REVIEW: Hair a joyful 1960s revival

Hair Mayfield Theatre GigCity EdmontonThe 1960s were the “dawning of the Age of Aquarius” – Aquarius being the sixth sign of the zodiac. Society was in ferment, hippies were in the streets, the sexual revolution was upon us, the Vietnam war was polarizing American society – and Hair was on Broadway.

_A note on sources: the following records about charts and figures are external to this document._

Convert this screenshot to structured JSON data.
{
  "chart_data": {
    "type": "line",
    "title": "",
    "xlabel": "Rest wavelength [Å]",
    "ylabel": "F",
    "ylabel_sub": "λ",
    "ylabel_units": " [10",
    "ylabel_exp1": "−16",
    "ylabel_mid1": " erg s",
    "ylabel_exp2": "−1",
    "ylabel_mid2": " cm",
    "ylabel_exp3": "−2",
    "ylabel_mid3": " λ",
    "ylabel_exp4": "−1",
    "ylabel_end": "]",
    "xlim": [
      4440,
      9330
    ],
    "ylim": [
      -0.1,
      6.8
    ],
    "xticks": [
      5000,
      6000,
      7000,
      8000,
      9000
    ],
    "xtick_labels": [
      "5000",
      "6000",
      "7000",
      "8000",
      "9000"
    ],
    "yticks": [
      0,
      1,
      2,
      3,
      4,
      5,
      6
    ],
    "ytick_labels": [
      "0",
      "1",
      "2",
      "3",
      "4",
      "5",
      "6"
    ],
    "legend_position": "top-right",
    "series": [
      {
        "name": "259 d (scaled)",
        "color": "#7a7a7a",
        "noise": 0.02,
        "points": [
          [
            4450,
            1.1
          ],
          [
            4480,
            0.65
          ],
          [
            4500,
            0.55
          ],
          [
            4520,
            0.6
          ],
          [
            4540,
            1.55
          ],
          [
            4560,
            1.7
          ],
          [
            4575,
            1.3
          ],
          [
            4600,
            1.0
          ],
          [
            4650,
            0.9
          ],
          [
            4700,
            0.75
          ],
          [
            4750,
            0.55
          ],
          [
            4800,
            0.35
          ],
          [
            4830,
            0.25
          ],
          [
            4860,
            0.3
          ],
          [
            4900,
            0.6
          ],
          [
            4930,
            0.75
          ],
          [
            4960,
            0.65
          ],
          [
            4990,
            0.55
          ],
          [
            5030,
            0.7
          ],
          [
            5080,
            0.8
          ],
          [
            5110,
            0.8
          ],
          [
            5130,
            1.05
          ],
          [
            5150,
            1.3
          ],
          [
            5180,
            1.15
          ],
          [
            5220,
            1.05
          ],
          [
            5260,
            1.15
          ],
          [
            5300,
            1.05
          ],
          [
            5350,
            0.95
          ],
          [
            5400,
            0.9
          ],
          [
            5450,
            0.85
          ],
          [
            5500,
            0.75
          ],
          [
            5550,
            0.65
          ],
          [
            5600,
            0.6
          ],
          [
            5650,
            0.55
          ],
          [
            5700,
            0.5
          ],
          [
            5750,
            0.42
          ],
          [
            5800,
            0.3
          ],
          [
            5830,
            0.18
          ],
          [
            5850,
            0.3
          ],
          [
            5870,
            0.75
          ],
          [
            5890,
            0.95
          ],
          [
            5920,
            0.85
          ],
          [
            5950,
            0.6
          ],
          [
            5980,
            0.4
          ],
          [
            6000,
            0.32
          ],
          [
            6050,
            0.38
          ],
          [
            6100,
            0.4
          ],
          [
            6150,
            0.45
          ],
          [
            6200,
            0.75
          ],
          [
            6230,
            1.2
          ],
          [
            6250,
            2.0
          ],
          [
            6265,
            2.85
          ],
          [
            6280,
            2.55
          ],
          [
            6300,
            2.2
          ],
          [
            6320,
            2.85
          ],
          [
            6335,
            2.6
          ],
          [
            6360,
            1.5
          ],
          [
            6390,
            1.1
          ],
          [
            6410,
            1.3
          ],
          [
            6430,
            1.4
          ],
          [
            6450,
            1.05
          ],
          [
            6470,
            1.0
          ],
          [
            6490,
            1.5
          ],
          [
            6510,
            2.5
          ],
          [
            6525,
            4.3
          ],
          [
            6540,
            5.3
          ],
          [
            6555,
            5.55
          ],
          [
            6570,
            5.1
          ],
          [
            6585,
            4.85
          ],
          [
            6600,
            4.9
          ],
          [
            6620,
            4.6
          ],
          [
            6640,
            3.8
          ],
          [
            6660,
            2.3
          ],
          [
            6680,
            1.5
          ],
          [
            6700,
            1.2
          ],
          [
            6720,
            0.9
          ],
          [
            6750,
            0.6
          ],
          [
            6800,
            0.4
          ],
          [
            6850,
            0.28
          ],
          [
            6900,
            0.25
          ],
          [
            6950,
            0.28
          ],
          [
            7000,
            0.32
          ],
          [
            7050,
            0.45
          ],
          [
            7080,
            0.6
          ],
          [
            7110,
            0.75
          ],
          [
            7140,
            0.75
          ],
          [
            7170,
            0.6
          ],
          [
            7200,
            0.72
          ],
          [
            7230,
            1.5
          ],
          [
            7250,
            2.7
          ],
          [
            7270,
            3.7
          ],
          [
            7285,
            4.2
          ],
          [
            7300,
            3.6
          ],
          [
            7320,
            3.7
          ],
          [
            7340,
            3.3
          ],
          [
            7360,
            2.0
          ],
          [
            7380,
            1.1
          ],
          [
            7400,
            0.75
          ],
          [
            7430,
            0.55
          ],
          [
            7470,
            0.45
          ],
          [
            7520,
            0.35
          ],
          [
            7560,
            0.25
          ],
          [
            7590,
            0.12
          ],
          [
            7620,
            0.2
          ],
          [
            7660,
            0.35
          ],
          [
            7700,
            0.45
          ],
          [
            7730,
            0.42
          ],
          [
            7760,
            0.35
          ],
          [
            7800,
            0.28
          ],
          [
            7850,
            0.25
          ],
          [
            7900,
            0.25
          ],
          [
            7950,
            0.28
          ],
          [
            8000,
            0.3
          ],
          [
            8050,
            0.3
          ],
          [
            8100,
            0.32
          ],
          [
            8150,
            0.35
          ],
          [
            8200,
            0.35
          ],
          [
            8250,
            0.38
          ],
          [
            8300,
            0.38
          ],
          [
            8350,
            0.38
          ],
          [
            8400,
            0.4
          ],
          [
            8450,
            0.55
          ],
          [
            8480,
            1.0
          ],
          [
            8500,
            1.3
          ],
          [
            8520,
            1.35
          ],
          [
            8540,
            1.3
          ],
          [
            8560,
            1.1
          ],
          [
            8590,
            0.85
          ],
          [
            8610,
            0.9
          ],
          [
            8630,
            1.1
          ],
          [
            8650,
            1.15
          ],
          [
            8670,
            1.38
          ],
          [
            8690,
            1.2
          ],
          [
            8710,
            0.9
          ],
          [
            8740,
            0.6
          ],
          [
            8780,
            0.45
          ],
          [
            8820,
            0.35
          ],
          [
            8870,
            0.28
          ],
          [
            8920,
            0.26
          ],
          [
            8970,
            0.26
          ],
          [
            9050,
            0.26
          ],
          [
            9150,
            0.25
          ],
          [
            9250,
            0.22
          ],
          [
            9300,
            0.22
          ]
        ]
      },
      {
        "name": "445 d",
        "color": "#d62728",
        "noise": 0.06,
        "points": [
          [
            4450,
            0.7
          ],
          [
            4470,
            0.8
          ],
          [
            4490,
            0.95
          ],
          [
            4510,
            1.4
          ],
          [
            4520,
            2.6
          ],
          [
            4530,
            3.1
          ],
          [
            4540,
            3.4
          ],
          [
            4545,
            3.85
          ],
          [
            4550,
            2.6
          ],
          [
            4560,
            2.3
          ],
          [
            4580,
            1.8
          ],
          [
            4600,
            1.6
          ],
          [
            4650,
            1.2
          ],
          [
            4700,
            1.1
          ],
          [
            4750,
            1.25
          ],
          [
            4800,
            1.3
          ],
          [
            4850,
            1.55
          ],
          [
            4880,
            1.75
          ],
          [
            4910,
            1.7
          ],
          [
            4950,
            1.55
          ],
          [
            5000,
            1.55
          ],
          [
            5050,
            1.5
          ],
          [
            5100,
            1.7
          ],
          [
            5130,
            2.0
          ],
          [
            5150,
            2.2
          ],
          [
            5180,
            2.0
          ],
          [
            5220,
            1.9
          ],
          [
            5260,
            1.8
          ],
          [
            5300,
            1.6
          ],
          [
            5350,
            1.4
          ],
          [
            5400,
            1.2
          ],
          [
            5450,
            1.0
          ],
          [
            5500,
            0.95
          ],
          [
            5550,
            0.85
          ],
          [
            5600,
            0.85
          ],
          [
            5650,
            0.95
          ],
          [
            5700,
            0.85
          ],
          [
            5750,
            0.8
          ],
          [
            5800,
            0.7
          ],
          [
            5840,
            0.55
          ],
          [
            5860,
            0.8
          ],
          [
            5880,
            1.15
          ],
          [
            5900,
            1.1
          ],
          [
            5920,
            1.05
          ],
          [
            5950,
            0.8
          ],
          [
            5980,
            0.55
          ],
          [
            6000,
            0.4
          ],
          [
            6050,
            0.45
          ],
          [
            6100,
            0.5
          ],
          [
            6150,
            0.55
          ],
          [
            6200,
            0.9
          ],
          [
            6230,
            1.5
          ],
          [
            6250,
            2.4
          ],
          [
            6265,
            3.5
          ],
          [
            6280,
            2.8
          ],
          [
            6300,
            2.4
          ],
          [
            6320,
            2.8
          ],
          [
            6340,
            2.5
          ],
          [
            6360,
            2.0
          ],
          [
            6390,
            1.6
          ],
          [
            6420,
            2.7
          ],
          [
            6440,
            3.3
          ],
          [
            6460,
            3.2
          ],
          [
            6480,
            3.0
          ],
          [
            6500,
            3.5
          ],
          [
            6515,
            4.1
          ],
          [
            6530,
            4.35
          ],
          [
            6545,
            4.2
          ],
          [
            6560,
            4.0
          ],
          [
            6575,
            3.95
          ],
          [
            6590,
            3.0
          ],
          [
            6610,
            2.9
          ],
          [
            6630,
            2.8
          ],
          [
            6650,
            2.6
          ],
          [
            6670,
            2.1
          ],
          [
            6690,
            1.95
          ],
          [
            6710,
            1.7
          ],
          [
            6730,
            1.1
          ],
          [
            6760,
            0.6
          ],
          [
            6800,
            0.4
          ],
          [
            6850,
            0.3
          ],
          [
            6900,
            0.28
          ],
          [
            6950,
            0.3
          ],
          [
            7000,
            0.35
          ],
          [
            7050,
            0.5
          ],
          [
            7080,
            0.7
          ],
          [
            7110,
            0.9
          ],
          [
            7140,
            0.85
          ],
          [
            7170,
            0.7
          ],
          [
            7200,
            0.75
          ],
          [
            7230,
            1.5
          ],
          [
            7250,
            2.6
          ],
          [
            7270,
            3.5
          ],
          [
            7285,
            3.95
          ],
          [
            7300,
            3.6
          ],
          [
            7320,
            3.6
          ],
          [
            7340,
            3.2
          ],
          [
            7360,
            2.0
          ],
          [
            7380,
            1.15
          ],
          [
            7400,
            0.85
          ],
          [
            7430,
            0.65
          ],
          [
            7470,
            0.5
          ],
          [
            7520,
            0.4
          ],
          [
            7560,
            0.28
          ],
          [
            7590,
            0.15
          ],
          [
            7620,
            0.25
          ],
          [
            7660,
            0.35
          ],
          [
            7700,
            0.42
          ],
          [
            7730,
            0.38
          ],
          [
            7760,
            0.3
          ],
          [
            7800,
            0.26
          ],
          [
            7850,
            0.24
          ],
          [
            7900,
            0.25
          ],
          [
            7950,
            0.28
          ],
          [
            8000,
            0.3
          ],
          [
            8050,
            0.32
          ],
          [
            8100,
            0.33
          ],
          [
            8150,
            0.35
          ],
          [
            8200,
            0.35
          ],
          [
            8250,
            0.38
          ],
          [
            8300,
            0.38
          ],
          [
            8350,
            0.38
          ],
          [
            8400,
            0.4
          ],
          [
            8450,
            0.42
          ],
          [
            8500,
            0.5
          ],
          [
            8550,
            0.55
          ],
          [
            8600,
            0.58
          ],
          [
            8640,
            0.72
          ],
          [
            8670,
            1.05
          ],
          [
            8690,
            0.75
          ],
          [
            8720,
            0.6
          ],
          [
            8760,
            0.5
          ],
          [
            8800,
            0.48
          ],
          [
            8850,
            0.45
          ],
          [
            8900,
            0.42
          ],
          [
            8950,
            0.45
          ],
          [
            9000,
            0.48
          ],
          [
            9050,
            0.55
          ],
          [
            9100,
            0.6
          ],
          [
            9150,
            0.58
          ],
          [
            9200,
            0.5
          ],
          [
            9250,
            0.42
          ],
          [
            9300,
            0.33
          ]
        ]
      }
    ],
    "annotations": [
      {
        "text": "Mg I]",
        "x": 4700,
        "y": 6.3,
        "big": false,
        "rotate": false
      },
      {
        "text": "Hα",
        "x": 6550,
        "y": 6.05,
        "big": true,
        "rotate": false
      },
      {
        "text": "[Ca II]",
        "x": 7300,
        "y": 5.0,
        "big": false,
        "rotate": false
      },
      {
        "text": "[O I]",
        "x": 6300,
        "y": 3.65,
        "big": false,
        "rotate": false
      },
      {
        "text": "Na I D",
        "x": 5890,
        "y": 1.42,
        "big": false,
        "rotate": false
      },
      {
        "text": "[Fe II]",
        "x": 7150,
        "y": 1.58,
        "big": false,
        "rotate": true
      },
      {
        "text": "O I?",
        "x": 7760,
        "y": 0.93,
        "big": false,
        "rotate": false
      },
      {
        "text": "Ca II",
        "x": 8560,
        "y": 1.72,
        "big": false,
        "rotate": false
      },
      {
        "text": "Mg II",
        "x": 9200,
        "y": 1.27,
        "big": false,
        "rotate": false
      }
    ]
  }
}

Audiences both loved it (“…sloppy, vulgar and terrific”) and hated it (“… without beauty or artistry”). No glitzy Cole Porter-Irving Berlin musical with sequined show girls and manicured male leads, it was the real thing written by two shaggy counterculture dudes – James Rado and Gerome Ragni. They managed to attract Canadian musician Galt MacDermot and he took their chaotic material and gave it shape. Hair featured a liberal use of profanity, celebrated illegal use of drugs, denigrated the American flag and generally questioned the morality of the time.

The show redefined musical theatre and gave us the first “rock musical” in 1967. Audiences accepted it to their bosom and it ran for 1,750 performances on Broadway.

There was even (gasp!) a nude scene – absent in the Mayfield Dinner Theatre production that opened in Edmonton Friday night.

Hair Mayfield Theatre GigCity EdmontonHair now rises again from the turmoil of the times to be an entertainment for the genteel patrons of a dinner theatre. This is the second time around for this show at the Mayfield. The first was 21 years ago, and the original audiences managed to survive all those cuss words and unclothed bodies. There were no reports of diners losing their supper or bolting for the door.

And so how has an icon from the darkest ’60s aged? Very well actually. The subtitle for the show is The American Tribal Love-Rock Musical and director Ron Jenkins (Chicago, The Black Rider) takes those words seriously, turning his flower children into a writhing, rocking mass of thrashing humanity as if at the altar of an alien god. The evening begins with a soaring energy and goes up from there.

Hair has always been a valid expression of youthful exuberance (Let The Sunshine In) and the rejection of the repression of previous generations. The Vietnam War remains an ugly scar on the American psyche and the show’s celebration of spirituality, honesty, naturalness and just plain heart still reverberates. In our age, the Black Lives Matter and Idle No More movements continue to show the remarkable resiliency of the youth-driven passions that Hair celebrates.

The plot has a colony of hippies living in poverty in New York. They protest conscription and the war. Claude (Michael Cox), his friend Berger (Andrew Cohen) and their roommate Sheila (Laura Olafson) struggle to find a balance in the chaotic world around them. Claude is drafted and is determined not to give in to his conservative parents (and by extension the conservative society that surrounds them) and abandon his pacifist principles.

There are 16 in the cast and each succeeding voice in the tribe seems better than the last.

The slim plot is mostly a platform from which to hang an unending series of foot-stompers, anthems and the occasional big power ballad. The music is infectious from beginning to end, despite composer Leonard Bernstein’s remark that the lyricists just opened their thesaurus of obscene words and strung them together. Pish, Mr Bernstein. These words project and illuminate the sincere inner feelings of the tribe and the moral attitudes of a generation. “Hell, no! I won’t go!”

Narda McCarroll’s set is a psychedelic fever dream and Leona Brausen’s costumes are a 60s riot of funk. Van Wilmott’s five piece band often sounds as big as a full pit orchestra.

This Mayfield production is forever young and contagiously joyful.

Hair plays in the Mayfield Dinner Theatre through June 12.